The occupational supplement to the National Electronic Injury Surveillance system (NEISS-Work) captures data on nonfatal work-related injuries treated in U.S. hospital emergency departments (Eds). NIOSH collaborates with U.S. Consumer Product Safety Commission (CPSC) to collect these data. The NEISS-Work data are collected without regard to consumer product involvement, whereas the CPSC NEISS data that capture product-related injuries exclude work-related injuries.

Sample design

NEISS-Work is a national stratified probability sample of hospitals in the U.S. and its territories that have a minimum of six beds and that operate a 24-hour emergency department. Hospitals in the sample were selected from the approximately 5,300 rural and urban U.S. hospitals after stratification by total annual emergency department visits. Nominally, 67 geographically distributed sample hospitals capture work-related injuries every day of the year (note: the occupational injury hospital sample is a subset (2/3) of the hospital sample used by CPSC for capture of product-related injuries). All treated cases that are identifiable as work-related are captured and information is abstracted from the medical record.

Each case is assigned a statistical weight based on the inverse probability of selection. National estimates are obtained by summing weights for all cases or particular cases of interest. Statistical weights are adjusted within a sample year to account for hospital mergers, hospital closings or withdrawal from NEISS-Work (i.e., less than 67 hospitals reporting information), and incomplete reporting.
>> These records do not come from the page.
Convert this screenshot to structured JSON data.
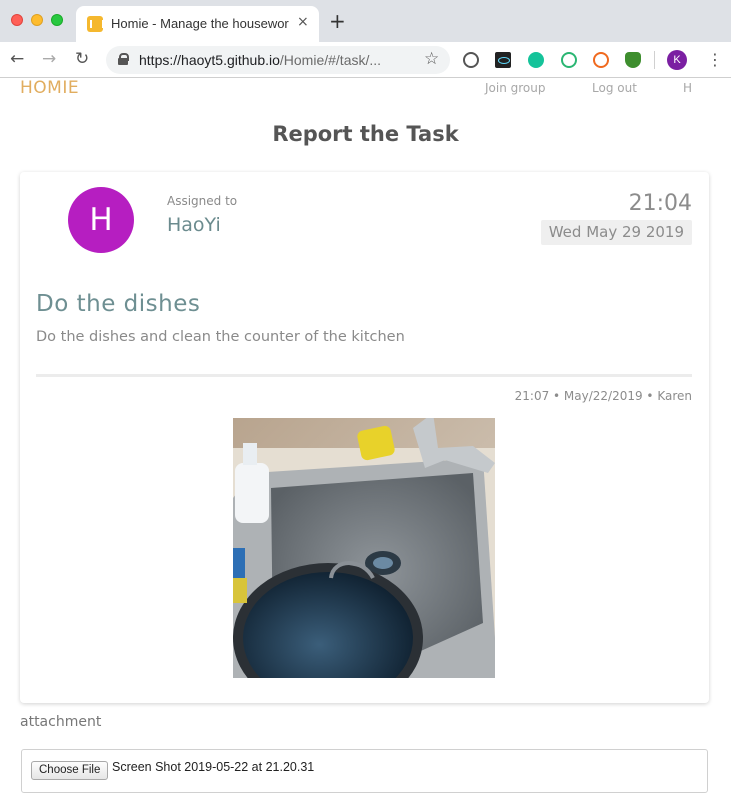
{
  "browser": {
    "tab_title": "Homie - Manage the housework",
    "tab_close": "×",
    "new_tab": "+",
    "url_prefix": "https://",
    "url_host": "haoyt5.github.io",
    "url_path": "/Homie/#/task/...",
    "profile_initial": "K"
  },
  "app": {
    "brand": "HOMIE",
    "nav": {
      "join_group": "Join group",
      "log_out": "Log out",
      "user_initial": "H"
    },
    "page_title": "Report the Task"
  },
  "task": {
    "avatar_initial": "H",
    "avatar_color": "#b61ec1",
    "assigned_label": "Assigned to",
    "assignee": "HaoYi",
    "time": "21:04",
    "date": "Wed May 29 2019",
    "title": "Do the dishes",
    "description": "Do the dishes and clean the counter of the kitchen"
  },
  "report": {
    "meta": "21:07 • May/22/2019 • Karen",
    "photo_icon": "kitchen-sink-photo"
  },
  "attachment": {
    "label": "attachment",
    "button": "Choose File",
    "file_name": "Screen Shot 2019-05-22 at 21.20.31"
  },
  "colors": {
    "brand": "#e1ad5f",
    "title_teal": "#6e8f92"
  }
}
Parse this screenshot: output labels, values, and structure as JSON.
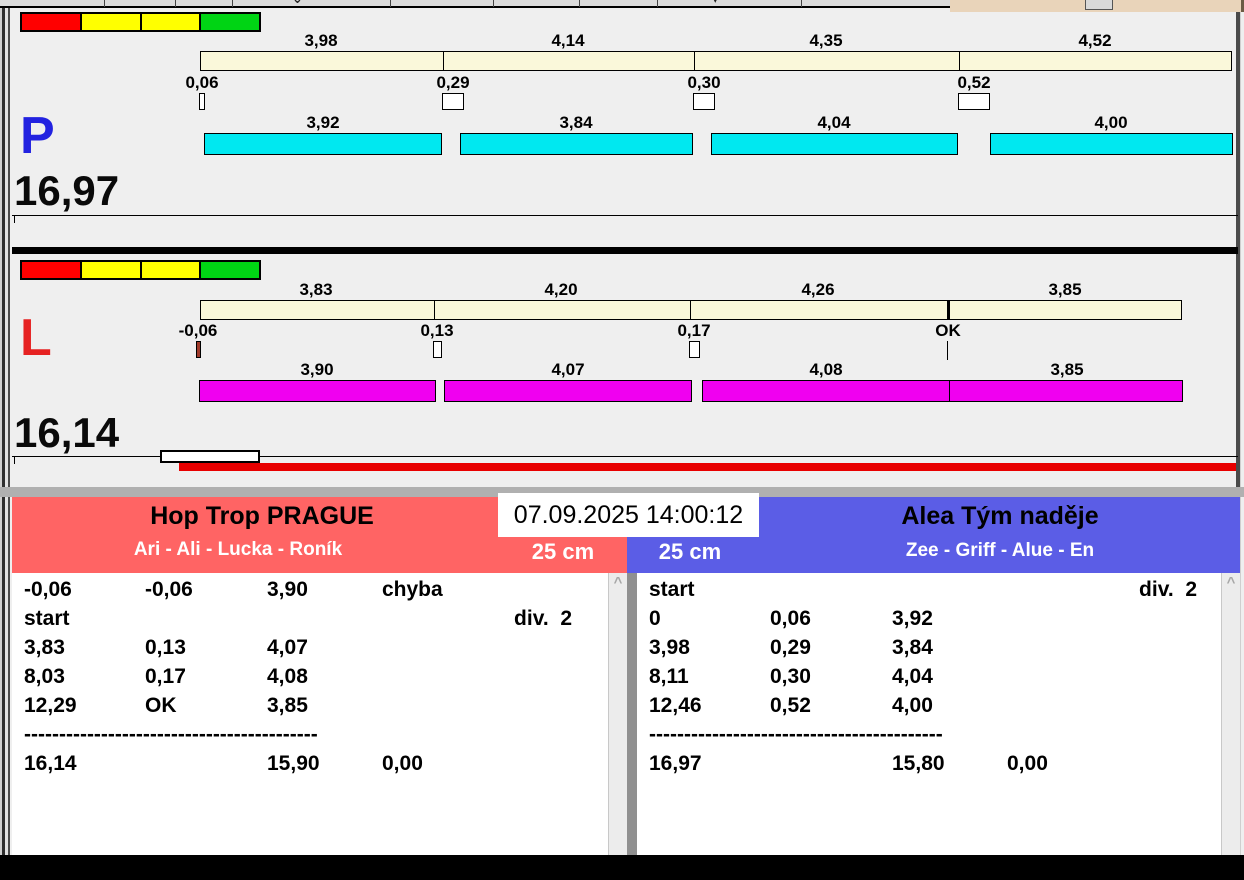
{
  "colors": {
    "upper_bar": "#faf8da",
    "lane_p_bar": "#00e8f0",
    "lane_l_bar": "#f000f0",
    "lane_p_letter": "#2222e0",
    "lane_l_letter": "#e62222",
    "team_left_bg": "#ff6464",
    "team_right_bg": "#5b5de6",
    "traffic_lights": [
      "#ff0000",
      "#ffff00",
      "#ffff00",
      "#00d414"
    ],
    "progress_bar_red": "#e80000",
    "negative_exchange_fill": "#a03a2a"
  },
  "lanes": [
    {
      "letter": "P",
      "total": "16,97",
      "upper_segments": [
        "3,98",
        "4,14",
        "4,35",
        "4,52"
      ],
      "exchanges": [
        "0,06",
        "0,29",
        "0,30",
        "0,52"
      ],
      "lower_segments": [
        "3,92",
        "3,84",
        "4,04",
        "4,00"
      ]
    },
    {
      "letter": "L",
      "total": "16,14",
      "upper_segments": [
        "3,83",
        "4,20",
        "4,26",
        "3,85"
      ],
      "exchanges": [
        "-0,06",
        "0,13",
        "0,17",
        "OK"
      ],
      "lower_segments": [
        "3,90",
        "4,07",
        "4,08",
        "3,85"
      ]
    }
  ],
  "datetime": "07.09.2025 14:00:12",
  "teams": [
    {
      "name": "Hop Trop PRAGUE",
      "members": "Ari - Ali - Lucka - Roník",
      "distance": "25 cm",
      "rows": [
        [
          "-0,06",
          "-0,06",
          "3,90",
          "chyba",
          ""
        ],
        [
          "start",
          "",
          "",
          "",
          "div.  2"
        ],
        [
          "3,83",
          "0,13",
          "4,07",
          "",
          ""
        ],
        [
          "8,03",
          "0,17",
          "4,08",
          "",
          ""
        ],
        [
          "12,29",
          "OK",
          "3,85",
          "",
          ""
        ],
        [
          "------------------------------------------",
          "",
          "",
          "",
          ""
        ],
        [
          "16,14",
          "",
          "15,90",
          "0,00",
          ""
        ]
      ]
    },
    {
      "name": "Alea Tým naděje",
      "members": "Zee - Griff - Alue - En",
      "distance": "25 cm",
      "rows": [
        [
          "start",
          "",
          "",
          "",
          "div.  2"
        ],
        [
          "0",
          "0,06",
          "3,92",
          "",
          ""
        ],
        [
          "3,98",
          "0,29",
          "3,84",
          "",
          ""
        ],
        [
          "8,11",
          "0,30",
          "4,04",
          "",
          ""
        ],
        [
          "12,46",
          "0,52",
          "4,00",
          "",
          ""
        ],
        [
          "------------------------------------------",
          "",
          "",
          "",
          ""
        ],
        [
          "16,97",
          "",
          "15,80",
          "0,00",
          ""
        ]
      ]
    }
  ],
  "scroll": {
    "up_arrow": "^"
  }
}
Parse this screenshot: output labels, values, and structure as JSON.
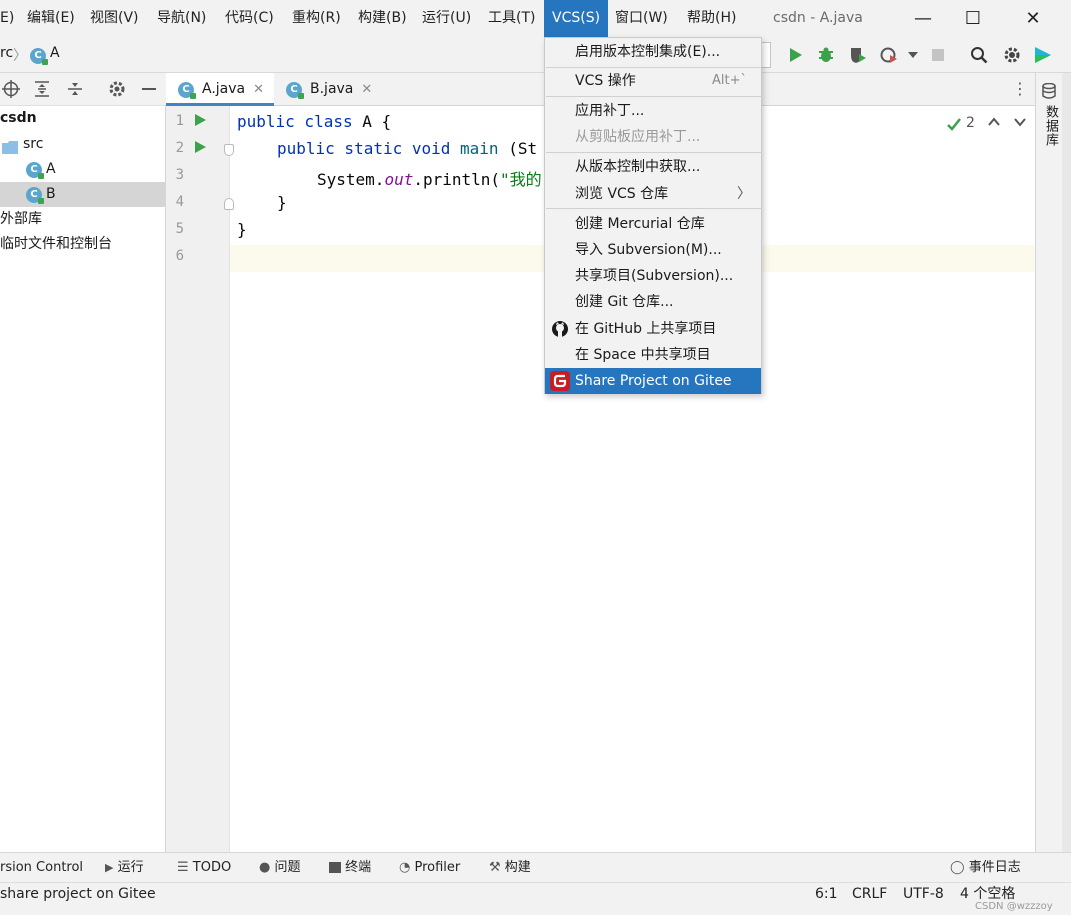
{
  "menubar": {
    "items": [
      "E)",
      "编辑(E)",
      "视图(V)",
      "导航(N)",
      "代码(C)",
      "重构(R)",
      "构建(B)",
      "运行(U)",
      "工具(T)",
      "VCS(S)",
      "窗口(W)",
      "帮助(H)"
    ],
    "active": "VCS(S)"
  },
  "window": {
    "title": "csdn - A.java",
    "minimize": "—",
    "maximize": "☐",
    "close": "✕"
  },
  "navbar": {
    "breadcrumb_prefix": "rc",
    "breadcrumb_sep": "〉",
    "breadcrumb_class": "A"
  },
  "project": {
    "root": "csdn",
    "items": [
      {
        "label": "src",
        "kind": "folder"
      },
      {
        "label": "A",
        "kind": "class"
      },
      {
        "label": "B",
        "kind": "class",
        "selected": true
      },
      {
        "label": "外部库",
        "kind": "library"
      },
      {
        "label": "临时文件和控制台",
        "kind": "scratch"
      }
    ]
  },
  "tabs": [
    {
      "label": "A.java",
      "active": true
    },
    {
      "label": "B.java",
      "active": false
    }
  ],
  "editor": {
    "line_numbers": [
      "1",
      "2",
      "3",
      "4",
      "5",
      "6"
    ],
    "code": {
      "l1_kw": "public class",
      "l1_rest": " A {",
      "l2_kw": "public static void",
      "l2_method": " main",
      "l2_rest": " (St",
      "l3_a": "System.",
      "l3_out": "out",
      "l3_b": ".println(",
      "l3_str": "\"我的",
      "l4": "}",
      "l5": "}"
    },
    "inspection_count": "2"
  },
  "vcs_menu": {
    "items": [
      {
        "label": "启用版本控制集成(E)...",
        "disabled": false
      },
      {
        "label": "VCS 操作",
        "shortcut": "Alt+`",
        "disabled": false
      },
      {
        "label": "应用补丁...",
        "disabled": false
      },
      {
        "label": "从剪贴板应用补丁...",
        "disabled": true
      },
      {
        "label": "从版本控制中获取...",
        "disabled": false
      },
      {
        "label": "浏览 VCS 仓库",
        "submenu": "〉",
        "disabled": false
      },
      {
        "label": "创建 Mercurial 仓库",
        "disabled": false
      },
      {
        "label": "导入 Subversion(M)...",
        "disabled": false
      },
      {
        "label": "共享项目(Subversion)...",
        "disabled": false
      },
      {
        "label": "创建 Git 仓库...",
        "disabled": false
      },
      {
        "label": "在 GitHub 上共享项目",
        "icon": "github-icon",
        "disabled": false
      },
      {
        "label": "在 Space 中共享项目",
        "disabled": false
      },
      {
        "label": "Share Project on Gitee",
        "icon": "gitee-icon",
        "highlighted": true,
        "disabled": false
      }
    ]
  },
  "right_strip": {
    "database_label": "数据库"
  },
  "bottom_tools": {
    "version_control": "rsion Control",
    "run": "运行",
    "todo": "TODO",
    "problems": "问题",
    "terminal": "终端",
    "profiler": "Profiler",
    "build": "构建",
    "event_log": "事件日志"
  },
  "statusbar": {
    "message": "share project on Gitee",
    "position": "6:1",
    "line_sep": "CRLF",
    "encoding": "UTF-8",
    "indent": "4 个空格",
    "watermark": "CSDN @wzzzoy"
  },
  "colors": {
    "accent": "#2675bf",
    "run_green": "#3aa34a",
    "keyword": "#0033b3",
    "string": "#067d17",
    "gitee_red": "#c71d23"
  }
}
Statistical weights are adjusted annually based on the number of U.S. hospitals and their total number of ED visits as determined by a census of U.S. hospitals one year prior to the data year.

Case definition

Medical:
Nonfatal injuries treated in an emergency department
Population:
Civilian non-institutionalized workers
Work:
  1. Doing work for pay or other compensation, including arriving or leaving work but on the employer's premises, during transportation between locations as a part of the job (excluding commuting to or from home)
  2. Doing agricultural production activities
  3. Working as a volunteer for an organized group (e.g., volunteer fire department)
Demographics:
All workers without restriction by age, type of employer or industry (e.g., self-employed, private industry, or government), or employer size

Case exclusions

  1. Injuries to active duty Military, National Guard, and State Militia
  2. Injuries to institutionalized persons including prisoners or mental health patients
  3. Common illnesses (e.g., colds and flu) and chronic health conditions
  4. Routine drug and alcohol screening
  5. Revisits to the same ED for a previously treated injury

Case identification

Work-related cases are identified from admissions information and emergency department chart review by hospital coders. A workers' compensation claim is not required for inclusion. Narrative fields are assigned BLS OIICS Injury event codes. Codes equal to 111, 1214, or 1215 are considered a work-related assault.

History

Comparable HP2020 objective
Retained, which includes core objectives that are continuing from Healthy People 2020 with no change in measurement.